In support of Madrid, the NAC counters that Torres’s proposed definition of “seizure” harms the community because it incentivizes suspects to flee from police officers. Brief of NAC at 24. The NAC contends that street pursuits are dangerous because they place police officers, suspects, and civilians at risk of severe injury and death. Id. Yet, NAC asserts that, under Petitioner’s “mere touch” rule, suspects are incentivized to flee upon being touched by a police officer because it provides an opportunity to get rid of or hide contraband or other evidence while maintaining the ability to also challenge the police’s conduct under the Fourth Amendment. Id. Additionally, the NAC asserts that Torres’s definition of “seizure” would harm public safety by disincentivizing police officers from using the appropriate force required to restrain a fleeing suspect. Id. The NAC contends that fleeing suspects typically require additional force to restrain them because suspects who ignore police orders are likely to be more combative than a suspect who submits. Id. Thus, the NAC argues that if suspects can easily bring excessive force claims, police officers will be reluctant to use the additional force necessary to prevent these same suspects from fleeing out of fear of future legal action. Id.

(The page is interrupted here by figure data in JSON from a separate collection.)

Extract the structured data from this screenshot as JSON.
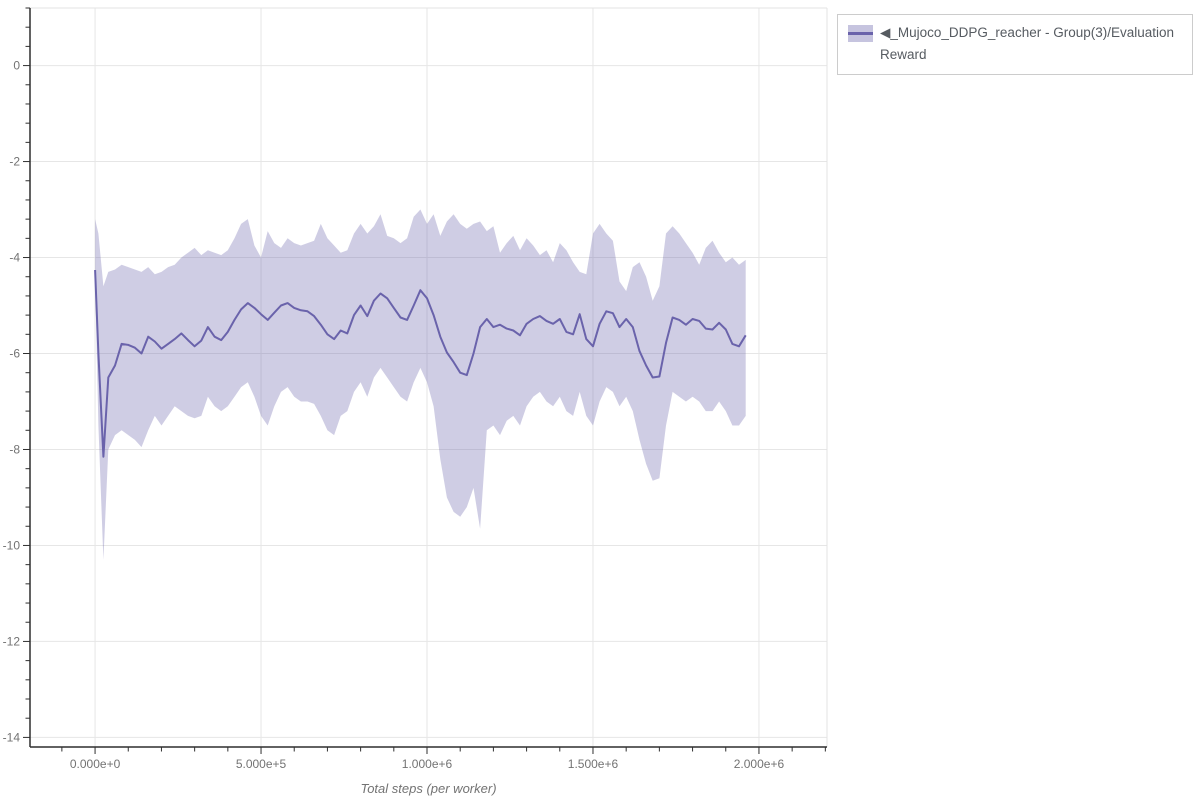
{
  "legend": {
    "label": "◀_Mujoco_DDPG_reacher - Group(3)/Evaluation Reward"
  },
  "colors": {
    "line": "#6a63ab",
    "band": "rgba(106,99,171,0.32)",
    "grid": "#e6e6e6",
    "plot_border": "#e3e3e3",
    "axis": "#2f2f2f",
    "tick_label": "#737373",
    "legend_border": "#cccccc",
    "legend_text": "#565b61"
  },
  "chart_data": {
    "type": "line",
    "title": "",
    "xlabel": "Total steps (per worker)",
    "ylabel": "",
    "grid": true,
    "legend_position": "top-right",
    "x_range": [
      -196000,
      2205000
    ],
    "y_range": [
      -14.2,
      1.2
    ],
    "x_ticks": {
      "values": [
        0,
        500000,
        1000000,
        1500000,
        2000000
      ],
      "labels": [
        "0.000e+0",
        "5.000e+5",
        "1.000e+6",
        "1.500e+6",
        "2.000e+6"
      ],
      "minor_interval": 100000
    },
    "y_ticks": {
      "values": [
        0,
        -2,
        -4,
        -6,
        -8,
        -10,
        -12,
        -14
      ],
      "labels": [
        "0",
        "-2",
        "-4",
        "-6",
        "-8",
        "-10",
        "-12",
        "-14"
      ],
      "minor_interval": 0.4
    },
    "series": [
      {
        "name": "◀_Mujoco_DDPG_reacher - Group(3)/Evaluation Reward",
        "color": "#6a63ab",
        "band_color": "rgba(106,99,171,0.32)",
        "steps": [
          0,
          10000,
          25000,
          40000,
          60000,
          80000,
          100000,
          120000,
          140000,
          160000,
          180000,
          200000,
          220000,
          240000,
          260000,
          280000,
          300000,
          320000,
          340000,
          360000,
          380000,
          400000,
          420000,
          440000,
          460000,
          480000,
          500000,
          520000,
          540000,
          560000,
          580000,
          600000,
          620000,
          640000,
          660000,
          680000,
          700000,
          720000,
          740000,
          760000,
          780000,
          800000,
          820000,
          840000,
          860000,
          880000,
          900000,
          920000,
          940000,
          960000,
          980000,
          1000000,
          1020000,
          1040000,
          1060000,
          1080000,
          1100000,
          1120000,
          1140000,
          1160000,
          1180000,
          1200000,
          1220000,
          1240000,
          1260000,
          1280000,
          1300000,
          1320000,
          1340000,
          1360000,
          1380000,
          1400000,
          1420000,
          1440000,
          1460000,
          1480000,
          1500000,
          1520000,
          1540000,
          1560000,
          1580000,
          1600000,
          1620000,
          1640000,
          1660000,
          1680000,
          1700000,
          1720000,
          1740000,
          1760000,
          1780000,
          1800000,
          1820000,
          1840000,
          1860000,
          1880000,
          1900000,
          1920000,
          1940000,
          1960000
        ],
        "mean": [
          -4.26,
          -6.0,
          -8.15,
          -6.5,
          -6.25,
          -5.8,
          -5.82,
          -5.88,
          -6.0,
          -5.65,
          -5.75,
          -5.9,
          -5.8,
          -5.7,
          -5.58,
          -5.72,
          -5.85,
          -5.73,
          -5.45,
          -5.65,
          -5.72,
          -5.55,
          -5.3,
          -5.08,
          -4.95,
          -5.05,
          -5.18,
          -5.3,
          -5.15,
          -5.0,
          -4.95,
          -5.05,
          -5.1,
          -5.12,
          -5.22,
          -5.4,
          -5.6,
          -5.7,
          -5.52,
          -5.58,
          -5.2,
          -5.0,
          -5.22,
          -4.9,
          -4.75,
          -4.85,
          -5.05,
          -5.25,
          -5.3,
          -5.0,
          -4.68,
          -4.85,
          -5.2,
          -5.65,
          -5.98,
          -6.18,
          -6.4,
          -6.45,
          -6.0,
          -5.45,
          -5.28,
          -5.45,
          -5.4,
          -5.48,
          -5.52,
          -5.62,
          -5.38,
          -5.28,
          -5.22,
          -5.32,
          -5.38,
          -5.28,
          -5.55,
          -5.6,
          -5.18,
          -5.7,
          -5.85,
          -5.38,
          -5.12,
          -5.16,
          -5.45,
          -5.28,
          -5.45,
          -5.95,
          -6.25,
          -6.5,
          -6.48,
          -5.78,
          -5.25,
          -5.3,
          -5.4,
          -5.28,
          -5.32,
          -5.48,
          -5.5,
          -5.36,
          -5.5,
          -5.8,
          -5.85,
          -5.62
        ],
        "band_upper": [
          -3.2,
          -3.5,
          -4.6,
          -4.3,
          -4.25,
          -4.15,
          -4.2,
          -4.25,
          -4.3,
          -4.2,
          -4.35,
          -4.3,
          -4.2,
          -4.15,
          -4.0,
          -3.9,
          -3.8,
          -3.95,
          -3.85,
          -3.9,
          -3.95,
          -3.85,
          -3.6,
          -3.3,
          -3.2,
          -3.75,
          -4.0,
          -3.45,
          -3.7,
          -3.8,
          -3.6,
          -3.7,
          -3.75,
          -3.7,
          -3.65,
          -3.3,
          -3.6,
          -3.75,
          -3.9,
          -3.85,
          -3.5,
          -3.3,
          -3.5,
          -3.35,
          -3.1,
          -3.55,
          -3.6,
          -3.7,
          -3.6,
          -3.15,
          -3.0,
          -3.3,
          -3.1,
          -3.55,
          -3.25,
          -3.1,
          -3.3,
          -3.4,
          -3.3,
          -3.25,
          -3.45,
          -3.35,
          -3.9,
          -3.7,
          -3.55,
          -3.85,
          -3.6,
          -3.75,
          -3.95,
          -3.85,
          -4.1,
          -3.7,
          -3.85,
          -4.1,
          -4.3,
          -4.35,
          -3.5,
          -3.3,
          -3.5,
          -3.65,
          -4.5,
          -4.7,
          -4.2,
          -4.1,
          -4.4,
          -4.9,
          -4.6,
          -3.5,
          -3.35,
          -3.5,
          -3.7,
          -3.9,
          -4.15,
          -3.8,
          -3.65,
          -3.9,
          -4.1,
          -4.0,
          -4.15,
          -4.05
        ],
        "band_lower": [
          -4.5,
          -7.5,
          -10.3,
          -8.0,
          -7.7,
          -7.6,
          -7.7,
          -7.8,
          -7.95,
          -7.6,
          -7.3,
          -7.5,
          -7.3,
          -7.1,
          -7.2,
          -7.3,
          -7.35,
          -7.3,
          -6.9,
          -7.1,
          -7.2,
          -7.1,
          -6.9,
          -6.7,
          -6.6,
          -6.9,
          -7.3,
          -7.5,
          -7.1,
          -6.8,
          -6.7,
          -6.9,
          -7.0,
          -7.0,
          -7.05,
          -7.3,
          -7.6,
          -7.7,
          -7.3,
          -7.2,
          -6.8,
          -6.6,
          -6.9,
          -6.5,
          -6.3,
          -6.5,
          -6.7,
          -6.9,
          -7.0,
          -6.6,
          -6.3,
          -6.6,
          -7.1,
          -8.2,
          -9.0,
          -9.3,
          -9.4,
          -9.2,
          -8.8,
          -9.65,
          -7.6,
          -7.5,
          -7.7,
          -7.4,
          -7.3,
          -7.5,
          -7.1,
          -6.9,
          -6.8,
          -7.0,
          -7.1,
          -6.9,
          -7.2,
          -7.3,
          -6.8,
          -7.3,
          -7.5,
          -7.0,
          -6.7,
          -6.8,
          -7.1,
          -6.9,
          -7.2,
          -7.8,
          -8.3,
          -8.65,
          -8.6,
          -7.5,
          -6.8,
          -6.9,
          -7.0,
          -6.9,
          -7.0,
          -7.2,
          -7.2,
          -7.0,
          -7.2,
          -7.5,
          -7.5,
          -7.3
        ]
      }
    ]
  }
}
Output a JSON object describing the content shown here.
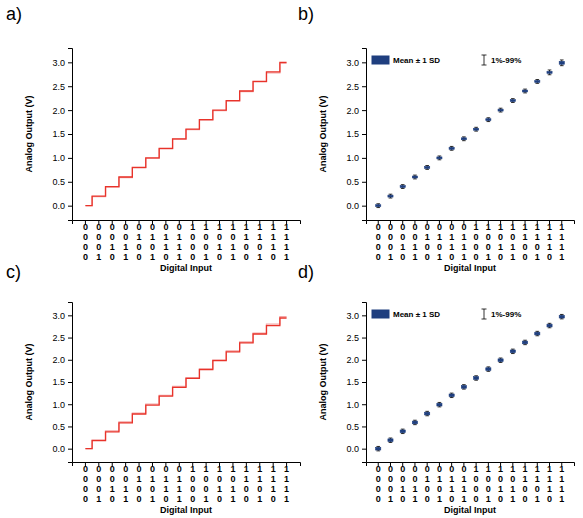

In support of Torres, the AAJ argues that it is irrelevant whether an officer succeeds in subduing the suspect after applying force. Brief of AAJ at 10. The AAJ contends that this is because an officer who unreasonably uses excessive force is culpable irrespective of whether he kills or merely wounds the suspect, and liability should not turn on the suspect’s response. Id. Torres also asserts that defining seizure based on the suspect’s actions can create a series of difficult questions, including how to define when a seizure actually occurs, how soon after the officer applies force must the suspect submit, and many others. Brief for Petitioner at 44. Finally, the ACLU adds that it is illogical to base Fourth Amendment protection against deadly or other physical force upon the subject’s reaction to that force because it allows police officers to inflict as much pain or damage on the suspect so long as the suspect can flee. Brief of ACLU at 12.

In support of Madrid, the NAC argues that Torres’s definition of “seizure” creates inconsistencies in Fourth Amendment law. Brief of NAC at 25. The NAC contends that the seizure, as defined in Hodari D., requiring a submission to the assertion of authority is incongruous with Torres’s “mere touch” rule, which renders the suspect’s response completely irrelevant. Id. Next, the NAC contends that common sense also indicates that a seizure requires an actual submission, as someone who never submits to police authority and evades capture cannot have been seized under the Fourth Amendment. Id. at 9. The NAC concludes by arguing that just as the Tenth Circuit’s definition of seizure creates challenging questions, Torres’s definition creates a laundry list of difficult questions as well, including how to define when a seizure ends. Id. at 25.